The study found that blood-based p-tau181 measurements correlated both with CSF p-tau181 measurements and positive PET tau results. It also distinguished between Alzheimer's dementia and non-Alzheimer's dementia with accuracy similar to that provided by CSF and PET tau measurements. Additionally, elevated blood levels of p-tau181 were linked to development of Alzheimer's dementia in cognitively normal individuals and subjects with mild cognitive impairment.

Comparing p-tau181 to other markers, Hansson said he and his colleagues found that plasma p-tau181 was more accurate than plasma amyloid-β for distinguishing between Alzheimer's and other neurodegenerative conditions but that combination of plasma p-tau181 and plasma amyloid-β was better than either measure alone at identifying cognitively normal individuals with amyloid brain pathology.

A separate Nature Medicine study led by researchers at the University of California, San Francisco and also published last week similarly found that plasma p-tau181 levels correlated with PET tau measurements and were able to distinguish between Alzheimer's and other neurodegenerative conditions. The UCSF study also found that plasma p-tau181 levels were 3.5 times higher in patients with Alzheimer's compared to controls.

The Lund researchers are now working to further validate the marker and have launched a study called ADetect that has recruited 600 individuals with mild to moderate cognitive symptoms from 15 primary care centers in southern Sweden, Hansson said.

Evaluation of cognitive symptoms along with blood samples will be done at the primary care centers while all subjects will also undergo assessments at the Lund University memory clinic consisting of neuropsychological testing, brain MRI, and measurement of CSF biomarkers. Hansson said he hoped to finish the study in the next two years.

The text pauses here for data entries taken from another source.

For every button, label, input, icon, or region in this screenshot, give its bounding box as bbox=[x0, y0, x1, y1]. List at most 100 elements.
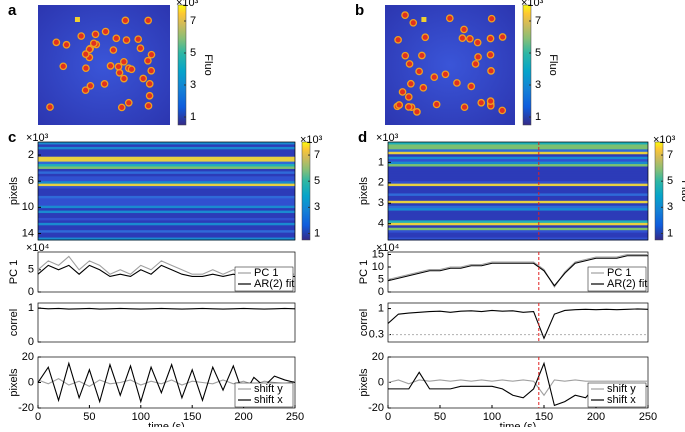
roi bbox=[144, 16, 153, 25]
colorbar-tick-label: 3 bbox=[535, 79, 541, 91]
roi bbox=[498, 106, 507, 115]
roi bbox=[120, 57, 128, 66]
roi bbox=[86, 81, 95, 90]
heatmap-row bbox=[38, 213, 295, 216]
colorbar-tick-label: 1 bbox=[535, 111, 541, 123]
roi bbox=[486, 97, 495, 105]
roi bbox=[418, 51, 426, 60]
heatmap-row bbox=[388, 183, 648, 187]
heatmap-row bbox=[38, 183, 295, 187]
roi bbox=[404, 93, 413, 101]
heatmap-row bbox=[388, 164, 648, 167]
heatmap-row bbox=[388, 159, 648, 163]
heatmap-row bbox=[38, 171, 295, 175]
y-tick-label: 0 bbox=[378, 376, 384, 388]
data-line bbox=[387, 253, 648, 289]
y-tick-label: 0 bbox=[28, 376, 34, 388]
heatmap-row bbox=[388, 222, 648, 226]
x-tick-label: 0 bbox=[385, 411, 391, 423]
x-tick-label: 100 bbox=[483, 411, 501, 423]
roi bbox=[487, 14, 496, 23]
heatmap-row bbox=[388, 154, 648, 158]
y-axis-label: PC 1 bbox=[358, 260, 370, 284]
roi bbox=[473, 38, 482, 47]
roi bbox=[441, 70, 450, 79]
roi bbox=[415, 67, 423, 76]
heatmap-row bbox=[388, 225, 648, 229]
roi bbox=[453, 79, 461, 87]
heatmap-row bbox=[388, 168, 648, 172]
colorbar-tick-label: 7 bbox=[535, 15, 541, 27]
roi bbox=[145, 80, 154, 88]
colorbar bbox=[522, 4, 532, 126]
colorbar-tick-label: 5 bbox=[190, 47, 196, 59]
heatmap-row bbox=[38, 205, 295, 209]
y-exponent: ×10⁴ bbox=[376, 242, 400, 254]
legend bbox=[587, 382, 647, 408]
colorbar-tick-label: 7 bbox=[190, 15, 196, 27]
heatmap-row bbox=[38, 227, 295, 231]
roi bbox=[115, 68, 124, 77]
y-tick-label: 4 bbox=[378, 218, 384, 230]
data-line bbox=[37, 361, 296, 404]
colorbar-label: Fluo bbox=[547, 54, 559, 75]
y-axis-label: pixels bbox=[8, 176, 20, 205]
roi bbox=[398, 88, 407, 96]
roi-selected bbox=[421, 17, 427, 22]
roi bbox=[409, 18, 418, 27]
heatmap-row bbox=[388, 166, 648, 170]
roi bbox=[122, 36, 131, 44]
heatmap-row bbox=[38, 203, 295, 207]
roi bbox=[127, 65, 136, 74]
y-axis-label: pixels bbox=[358, 176, 370, 205]
heatmap-row bbox=[38, 181, 295, 185]
y-tick-label: 1 bbox=[28, 302, 34, 314]
y-tick-label: 0.3 bbox=[369, 328, 384, 340]
heatmap-row bbox=[388, 142, 648, 145]
roi bbox=[487, 67, 495, 75]
roi bbox=[81, 86, 90, 95]
heatmap-row bbox=[388, 208, 648, 212]
colorbar-tick-label: 7 bbox=[667, 149, 673, 161]
roi bbox=[46, 103, 54, 111]
y-tick-label: 3 bbox=[378, 197, 384, 209]
heatmap-row bbox=[38, 142, 295, 145]
y-tick-label: 2 bbox=[28, 149, 34, 161]
colorbar-label: Fluo bbox=[202, 54, 214, 75]
x-tick-label: 200 bbox=[587, 411, 605, 423]
roi bbox=[486, 50, 495, 59]
legend-label: PC 1 bbox=[254, 267, 278, 279]
legend bbox=[234, 382, 294, 408]
heatmap-row bbox=[38, 230, 295, 234]
heatmap-row bbox=[38, 168, 295, 172]
heatmap-row bbox=[38, 215, 295, 219]
roi bbox=[466, 34, 474, 43]
roi bbox=[401, 11, 409, 20]
heatmap-row bbox=[38, 146, 295, 150]
legend bbox=[234, 266, 294, 292]
colorbar-exponent: ×10³ bbox=[521, 0, 544, 9]
y-axis-label: correl bbox=[358, 309, 370, 337]
heatmap-row bbox=[388, 186, 648, 190]
heatmap-row bbox=[388, 188, 648, 192]
legend-label: AR(2) fit bbox=[254, 278, 294, 290]
roi bbox=[145, 91, 154, 100]
roi bbox=[413, 108, 421, 116]
roi bbox=[401, 51, 410, 60]
y-tick-label: 1 bbox=[378, 156, 384, 168]
heatmap-row bbox=[38, 191, 295, 194]
heatmap-row bbox=[38, 208, 295, 212]
heatmap-row bbox=[38, 159, 295, 163]
heatmap-row bbox=[38, 144, 295, 148]
heatmap-row bbox=[38, 193, 295, 197]
roi bbox=[81, 50, 90, 58]
roi bbox=[419, 83, 428, 92]
legend-label: PC 1 bbox=[607, 267, 631, 279]
roi bbox=[147, 66, 156, 75]
image bbox=[385, 5, 515, 125]
roi bbox=[82, 64, 90, 73]
colorbar-tick-label: 1 bbox=[190, 111, 196, 123]
x-tick-label: 100 bbox=[132, 411, 150, 423]
roi bbox=[430, 73, 439, 82]
y-axis-label: pixels bbox=[358, 368, 370, 397]
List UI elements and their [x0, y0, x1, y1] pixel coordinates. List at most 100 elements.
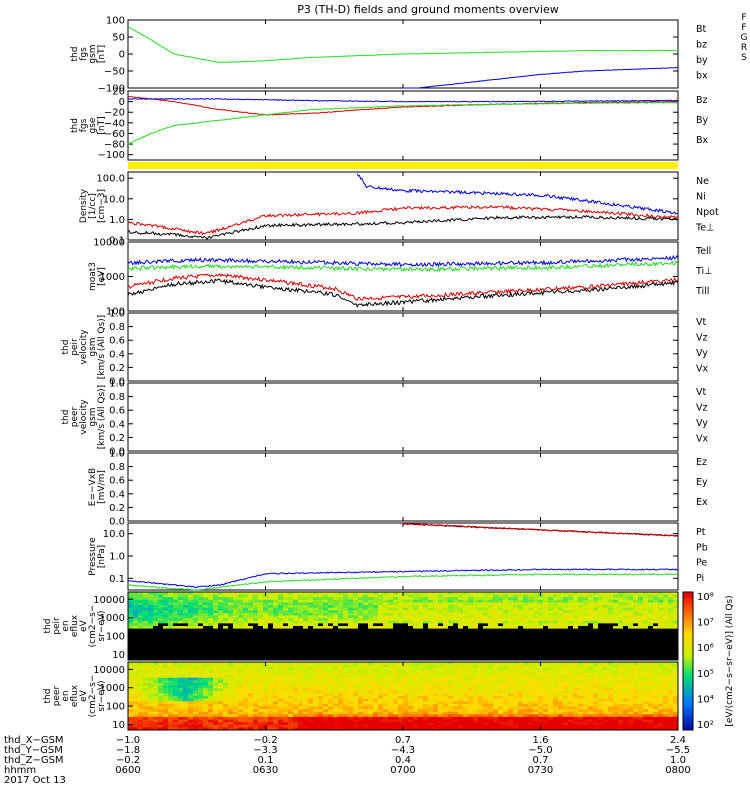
peer-en-eflux-cell	[363, 724, 369, 728]
peer-en-eflux-cell	[433, 727, 439, 731]
peer-en-eflux-cell	[468, 719, 474, 723]
peir-en-eflux-cell	[448, 646, 454, 650]
peir-en-eflux-cell	[143, 597, 149, 601]
peir-en-eflux-cell	[518, 633, 524, 637]
peir-en-eflux-cell	[268, 646, 274, 650]
peir-en-eflux-cell	[478, 594, 484, 598]
peer-en-eflux-cell	[163, 701, 169, 705]
peir-en-eflux-cell	[598, 618, 604, 622]
peer-en-eflux-cell	[243, 667, 249, 671]
peer-en-eflux-cell	[383, 709, 389, 713]
peer-en-eflux-cell	[298, 685, 304, 689]
peir-en-eflux-cell	[373, 610, 379, 614]
peir-en-eflux-cell	[623, 602, 629, 606]
peir-en-eflux-cell	[268, 597, 274, 601]
peer-en-eflux-cell	[468, 675, 474, 679]
peer-en-eflux-cell	[348, 709, 354, 713]
peer-en-eflux-cell	[368, 662, 374, 666]
peer-en-eflux-cell	[453, 706, 459, 710]
peir-en-eflux-cell	[498, 654, 504, 658]
peir-en-eflux-cell	[383, 657, 389, 661]
peir-en-eflux-cell	[568, 626, 574, 630]
peir-en-eflux-cell	[293, 644, 299, 648]
peir-en-eflux-cell	[228, 620, 234, 624]
peir-en-eflux-cell	[488, 623, 494, 627]
peer-en-eflux-cell	[268, 662, 274, 666]
peer-en-eflux-cell	[213, 706, 219, 710]
peir-en-eflux-cell	[373, 612, 379, 616]
peer-en-eflux-cell	[243, 701, 249, 705]
peer-en-eflux-cell	[368, 667, 374, 671]
peer-en-eflux-cell	[338, 682, 344, 686]
peir-en-eflux-cell	[258, 654, 264, 658]
peer-en-eflux-cell	[338, 714, 344, 718]
peer-en-eflux-cell	[198, 669, 204, 673]
peer-en-eflux-cell	[408, 664, 414, 668]
peer-en-eflux-cell	[148, 698, 154, 702]
peer-en-eflux-cell	[398, 667, 404, 671]
peer-en-eflux-cell	[368, 722, 374, 726]
peir-en-eflux-cell	[593, 602, 599, 606]
peir-en-eflux-cell	[303, 641, 309, 645]
peir-en-eflux-cell	[563, 620, 569, 624]
peir-en-eflux-cell	[588, 610, 594, 614]
peer-en-eflux-cell	[358, 667, 364, 671]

He added that in addition to clinical validation, researchers would need to establish assays for measuring the marker on a widely used clinical analyzer platform and noted that "such work is currently ongoing."

The researchers used the Meso Scale Discovery platform for the p-tau181 measurements. They also used Quanterix's Simoa technology in the study to measure the marker neurofilament light chain (Nfl), which has shown promise as a biomarker for Alzheimer's and other neurodegenerative diseases. While the Simoa technology could provide high sensitivity measurements of plasma p-tau181, Hansson said he and his colleagues had not seen any advantage of a high-sensitivity assay for the marker.

The researchers are also exploring whether other phosphorylated tau forms might be effective Alzheimer's markers. Hansson cited a paper the team has in press at Nature Communications and which they published as a MedRxix preprint in January that found that CSF p-tau217 was more effective than p-tau181 at predicting brain amyloid burden as measured by PET and at distinguishing between Alzheimer's dementia and other neurodegenerative disorders.

He said that they are now looking into whether p-tau217 can be reliably measured in plasma and if it offers the same advantages compared to plasma p-tau181.